I'm still in a transition phase; that first week, from school to home or home back to school, is always disconcerting; I'm not sure what the routine is yet, I know what I would do at home but here? And it's always accompanied from a busy-to-nothing shift, from finals to staring at my room in KY, from MCAT-library-working-packing-crazy to moving in, with my most strenuous duties being grocery shopping and cooking dinner. It takes a while to get reoriented. I have confidence that things will be better when Evian gets here.
abigailnicole: (books)

I read Sam Kean's The Disappearing Spoon in the car on the way down, finishing up the last chapter yesterday in the apartment. It reminded me a lot of Bill Bryson's A Short History of Nearly Everything for the reason that they're both wacky science history books: books about the history of science and how these scientists actually came up with all the stuff we know now. This book, however, was just chemistry, instead of the catch-all of A Short History, and that's why I loved it....because I love chemistry. It's subtitled "and other true tales of Madness, Love, and the History of the World from the Periodic Table of the Elements" and !!! I love the periodic table. I got a periodic table app and was so excited because you can click on an element, and it give you the founder, and the date it was founded, and a picture of the most thermodynamically stable form of that element. :D So I was playing around with this and exclaiming to my mom: "Look, elemental sulfur!" until she was like "NICOLE GET A BOYFRIEND" (actual quote, I was hurt) but then it reminded her that she got this book for me.

I think I liked this so much because you're not given a science history lesson. You learn the Nernst equation and what Lewis acids and bases are, but not who Nernst and Lewis were. Gilbert Lewis, by the way, he of Lewis structures and the famous Lewis acids (electron pair acceptor!) and bases (electron pair donor!), was a brilliant scientists who contributed to our knowledge of how electrons are important in bonding in atoms. He got passed over for the Nobel prize five times :( and eventually killed himself with cyanide gas after one of his younger, more attractive students won the Nobel prize. Tons of his students won the Nobel, by the way. Poor dude.
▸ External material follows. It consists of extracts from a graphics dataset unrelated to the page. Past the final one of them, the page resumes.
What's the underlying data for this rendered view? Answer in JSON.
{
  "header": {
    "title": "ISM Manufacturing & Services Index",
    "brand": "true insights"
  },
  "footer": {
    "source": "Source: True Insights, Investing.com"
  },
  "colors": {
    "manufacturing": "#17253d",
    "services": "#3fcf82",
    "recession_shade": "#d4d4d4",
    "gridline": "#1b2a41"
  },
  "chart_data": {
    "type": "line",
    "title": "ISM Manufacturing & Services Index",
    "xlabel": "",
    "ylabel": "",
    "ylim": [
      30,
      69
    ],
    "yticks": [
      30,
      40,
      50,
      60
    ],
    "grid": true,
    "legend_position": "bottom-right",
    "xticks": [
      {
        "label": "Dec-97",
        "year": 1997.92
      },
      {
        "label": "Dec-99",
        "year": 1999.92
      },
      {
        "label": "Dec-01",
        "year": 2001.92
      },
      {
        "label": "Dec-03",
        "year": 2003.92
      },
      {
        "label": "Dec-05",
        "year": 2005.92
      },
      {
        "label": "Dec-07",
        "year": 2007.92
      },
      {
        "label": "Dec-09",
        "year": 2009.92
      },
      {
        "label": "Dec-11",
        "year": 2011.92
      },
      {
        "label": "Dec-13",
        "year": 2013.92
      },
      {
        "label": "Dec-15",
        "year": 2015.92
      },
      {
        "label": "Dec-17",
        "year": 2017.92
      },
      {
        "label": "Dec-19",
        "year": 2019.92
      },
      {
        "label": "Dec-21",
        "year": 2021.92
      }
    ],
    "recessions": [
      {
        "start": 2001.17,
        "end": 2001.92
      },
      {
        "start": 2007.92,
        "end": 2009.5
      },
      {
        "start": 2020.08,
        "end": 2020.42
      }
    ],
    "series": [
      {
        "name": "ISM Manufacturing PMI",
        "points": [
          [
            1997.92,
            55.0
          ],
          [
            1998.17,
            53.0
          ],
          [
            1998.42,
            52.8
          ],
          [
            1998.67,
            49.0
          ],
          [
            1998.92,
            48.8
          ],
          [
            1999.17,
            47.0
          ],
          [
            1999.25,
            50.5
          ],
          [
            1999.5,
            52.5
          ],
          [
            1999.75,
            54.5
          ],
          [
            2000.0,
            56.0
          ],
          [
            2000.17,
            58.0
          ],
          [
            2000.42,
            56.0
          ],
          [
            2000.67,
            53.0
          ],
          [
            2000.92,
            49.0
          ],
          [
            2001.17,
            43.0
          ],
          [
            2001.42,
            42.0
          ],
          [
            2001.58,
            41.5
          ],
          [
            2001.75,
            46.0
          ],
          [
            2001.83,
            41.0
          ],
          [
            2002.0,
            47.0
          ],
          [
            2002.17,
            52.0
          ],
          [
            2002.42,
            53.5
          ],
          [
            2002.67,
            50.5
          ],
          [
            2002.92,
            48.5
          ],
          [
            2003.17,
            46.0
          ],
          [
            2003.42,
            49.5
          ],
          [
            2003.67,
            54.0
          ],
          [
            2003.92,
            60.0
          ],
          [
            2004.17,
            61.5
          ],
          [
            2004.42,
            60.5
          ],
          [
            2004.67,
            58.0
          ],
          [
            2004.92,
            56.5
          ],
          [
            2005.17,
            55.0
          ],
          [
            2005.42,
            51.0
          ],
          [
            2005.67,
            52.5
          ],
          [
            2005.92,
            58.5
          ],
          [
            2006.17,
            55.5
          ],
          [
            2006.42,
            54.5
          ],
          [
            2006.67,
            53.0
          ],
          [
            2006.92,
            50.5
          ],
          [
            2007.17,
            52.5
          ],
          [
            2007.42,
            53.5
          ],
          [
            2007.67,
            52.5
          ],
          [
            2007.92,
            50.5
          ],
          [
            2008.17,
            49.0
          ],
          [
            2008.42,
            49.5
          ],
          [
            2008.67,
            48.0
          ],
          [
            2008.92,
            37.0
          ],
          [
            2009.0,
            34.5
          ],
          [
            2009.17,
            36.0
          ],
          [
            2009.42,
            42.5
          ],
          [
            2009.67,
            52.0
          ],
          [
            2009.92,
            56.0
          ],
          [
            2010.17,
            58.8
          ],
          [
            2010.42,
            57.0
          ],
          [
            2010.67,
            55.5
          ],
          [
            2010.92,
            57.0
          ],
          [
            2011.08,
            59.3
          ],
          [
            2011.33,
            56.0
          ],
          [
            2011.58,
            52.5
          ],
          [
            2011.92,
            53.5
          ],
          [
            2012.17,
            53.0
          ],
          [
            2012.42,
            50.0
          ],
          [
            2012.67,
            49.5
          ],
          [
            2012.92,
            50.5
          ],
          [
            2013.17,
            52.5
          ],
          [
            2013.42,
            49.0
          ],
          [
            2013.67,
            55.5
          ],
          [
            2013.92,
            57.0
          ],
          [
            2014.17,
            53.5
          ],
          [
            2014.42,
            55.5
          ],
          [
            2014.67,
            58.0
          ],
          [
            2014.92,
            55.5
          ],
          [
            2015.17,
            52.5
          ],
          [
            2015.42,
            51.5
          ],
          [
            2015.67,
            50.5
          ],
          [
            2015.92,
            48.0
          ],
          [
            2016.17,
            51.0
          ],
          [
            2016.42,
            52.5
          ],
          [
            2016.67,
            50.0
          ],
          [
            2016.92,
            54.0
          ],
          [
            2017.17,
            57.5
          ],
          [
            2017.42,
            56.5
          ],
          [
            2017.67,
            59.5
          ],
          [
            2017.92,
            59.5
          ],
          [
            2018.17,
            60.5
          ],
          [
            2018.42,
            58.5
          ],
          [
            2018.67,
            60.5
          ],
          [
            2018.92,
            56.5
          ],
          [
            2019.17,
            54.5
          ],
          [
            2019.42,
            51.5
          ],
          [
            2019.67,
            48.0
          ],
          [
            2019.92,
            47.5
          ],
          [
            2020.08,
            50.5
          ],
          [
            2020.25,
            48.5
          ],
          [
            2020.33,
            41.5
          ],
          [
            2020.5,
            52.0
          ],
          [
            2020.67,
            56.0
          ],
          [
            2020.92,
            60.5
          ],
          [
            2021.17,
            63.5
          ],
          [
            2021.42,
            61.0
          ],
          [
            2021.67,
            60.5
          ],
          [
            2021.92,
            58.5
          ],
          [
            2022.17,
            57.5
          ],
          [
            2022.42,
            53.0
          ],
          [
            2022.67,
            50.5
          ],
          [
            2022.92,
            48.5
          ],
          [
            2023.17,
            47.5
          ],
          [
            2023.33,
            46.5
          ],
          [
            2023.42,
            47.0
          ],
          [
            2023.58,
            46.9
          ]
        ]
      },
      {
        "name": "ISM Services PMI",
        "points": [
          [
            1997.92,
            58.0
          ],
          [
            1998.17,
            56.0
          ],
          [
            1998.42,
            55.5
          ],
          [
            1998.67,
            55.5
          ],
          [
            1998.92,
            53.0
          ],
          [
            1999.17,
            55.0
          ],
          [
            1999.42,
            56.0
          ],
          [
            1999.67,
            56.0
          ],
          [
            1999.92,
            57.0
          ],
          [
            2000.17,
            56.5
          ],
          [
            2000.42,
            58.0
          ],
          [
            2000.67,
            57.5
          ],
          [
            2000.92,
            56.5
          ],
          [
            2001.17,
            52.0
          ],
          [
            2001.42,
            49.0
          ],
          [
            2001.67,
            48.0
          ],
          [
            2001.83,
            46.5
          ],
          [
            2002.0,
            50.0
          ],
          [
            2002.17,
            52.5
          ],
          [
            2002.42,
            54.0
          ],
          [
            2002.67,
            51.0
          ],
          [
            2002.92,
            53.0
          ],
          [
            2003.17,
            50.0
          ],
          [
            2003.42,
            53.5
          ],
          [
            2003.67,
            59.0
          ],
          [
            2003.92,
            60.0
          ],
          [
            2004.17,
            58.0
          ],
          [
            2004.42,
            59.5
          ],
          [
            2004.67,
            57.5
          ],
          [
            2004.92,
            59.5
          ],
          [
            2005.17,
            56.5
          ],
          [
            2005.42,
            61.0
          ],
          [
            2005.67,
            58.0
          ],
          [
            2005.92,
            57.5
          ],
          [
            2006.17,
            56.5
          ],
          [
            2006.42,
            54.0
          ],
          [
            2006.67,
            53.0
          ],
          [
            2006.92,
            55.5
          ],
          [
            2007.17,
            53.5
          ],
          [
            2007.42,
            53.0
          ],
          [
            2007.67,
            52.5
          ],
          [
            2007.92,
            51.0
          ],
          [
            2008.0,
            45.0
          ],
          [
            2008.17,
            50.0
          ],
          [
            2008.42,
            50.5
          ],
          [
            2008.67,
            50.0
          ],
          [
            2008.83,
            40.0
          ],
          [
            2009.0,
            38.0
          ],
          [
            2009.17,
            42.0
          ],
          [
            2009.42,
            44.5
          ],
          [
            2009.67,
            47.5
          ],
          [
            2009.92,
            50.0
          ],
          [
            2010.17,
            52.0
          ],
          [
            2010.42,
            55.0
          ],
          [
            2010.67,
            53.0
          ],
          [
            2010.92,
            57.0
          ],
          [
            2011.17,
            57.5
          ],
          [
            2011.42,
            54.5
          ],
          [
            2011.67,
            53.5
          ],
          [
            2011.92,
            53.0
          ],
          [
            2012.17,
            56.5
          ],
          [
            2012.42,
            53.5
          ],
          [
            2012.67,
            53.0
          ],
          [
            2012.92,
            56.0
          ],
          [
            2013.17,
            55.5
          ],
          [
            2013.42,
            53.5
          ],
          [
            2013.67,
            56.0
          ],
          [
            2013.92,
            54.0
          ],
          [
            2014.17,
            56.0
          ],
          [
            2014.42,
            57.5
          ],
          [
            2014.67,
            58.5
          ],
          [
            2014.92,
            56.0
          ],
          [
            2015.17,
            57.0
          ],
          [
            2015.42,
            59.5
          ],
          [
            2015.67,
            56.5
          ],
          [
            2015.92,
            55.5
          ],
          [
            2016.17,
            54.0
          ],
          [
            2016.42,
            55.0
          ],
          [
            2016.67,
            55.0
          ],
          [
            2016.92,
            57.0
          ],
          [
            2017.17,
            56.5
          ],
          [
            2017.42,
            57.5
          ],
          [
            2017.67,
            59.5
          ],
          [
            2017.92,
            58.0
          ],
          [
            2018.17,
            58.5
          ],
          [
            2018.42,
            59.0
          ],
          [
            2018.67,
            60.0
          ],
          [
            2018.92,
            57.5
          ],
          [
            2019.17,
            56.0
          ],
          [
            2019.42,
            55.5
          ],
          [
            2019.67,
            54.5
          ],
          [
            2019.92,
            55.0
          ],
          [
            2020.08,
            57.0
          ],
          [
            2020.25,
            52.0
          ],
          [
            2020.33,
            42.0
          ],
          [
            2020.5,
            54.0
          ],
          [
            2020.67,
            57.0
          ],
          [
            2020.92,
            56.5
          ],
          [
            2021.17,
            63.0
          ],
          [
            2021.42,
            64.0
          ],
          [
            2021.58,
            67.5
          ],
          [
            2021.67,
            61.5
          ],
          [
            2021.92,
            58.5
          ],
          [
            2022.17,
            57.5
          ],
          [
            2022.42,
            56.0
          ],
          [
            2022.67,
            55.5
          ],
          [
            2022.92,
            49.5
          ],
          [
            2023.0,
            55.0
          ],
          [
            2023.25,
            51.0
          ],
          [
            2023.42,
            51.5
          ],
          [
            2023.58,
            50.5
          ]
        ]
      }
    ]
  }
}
But that's just an example. Besides giving a brief history of almost all the elements (it get a little jumbled, just because there are so many and transition metals are all very similiar) and how they were founded, you also find out fun things like which one is the most rare? (actinium) and why? (radioactivity: there are only 20 ounces in the whole world). I suspect if you don't like chemistry you won't find this engaging at all--some prior knowledge of chemistry will definitely make you a lot more familiar with the concepts, but I don't know if someone who doesn't like chemistry or knows nothing about it would be able to keep up.

That being said, I want everyone who's taken AP or college chemistry to read this book, maybe before your second semester. It'll make the subject matter a lot more interesting and give life to those equations you've blown off all year.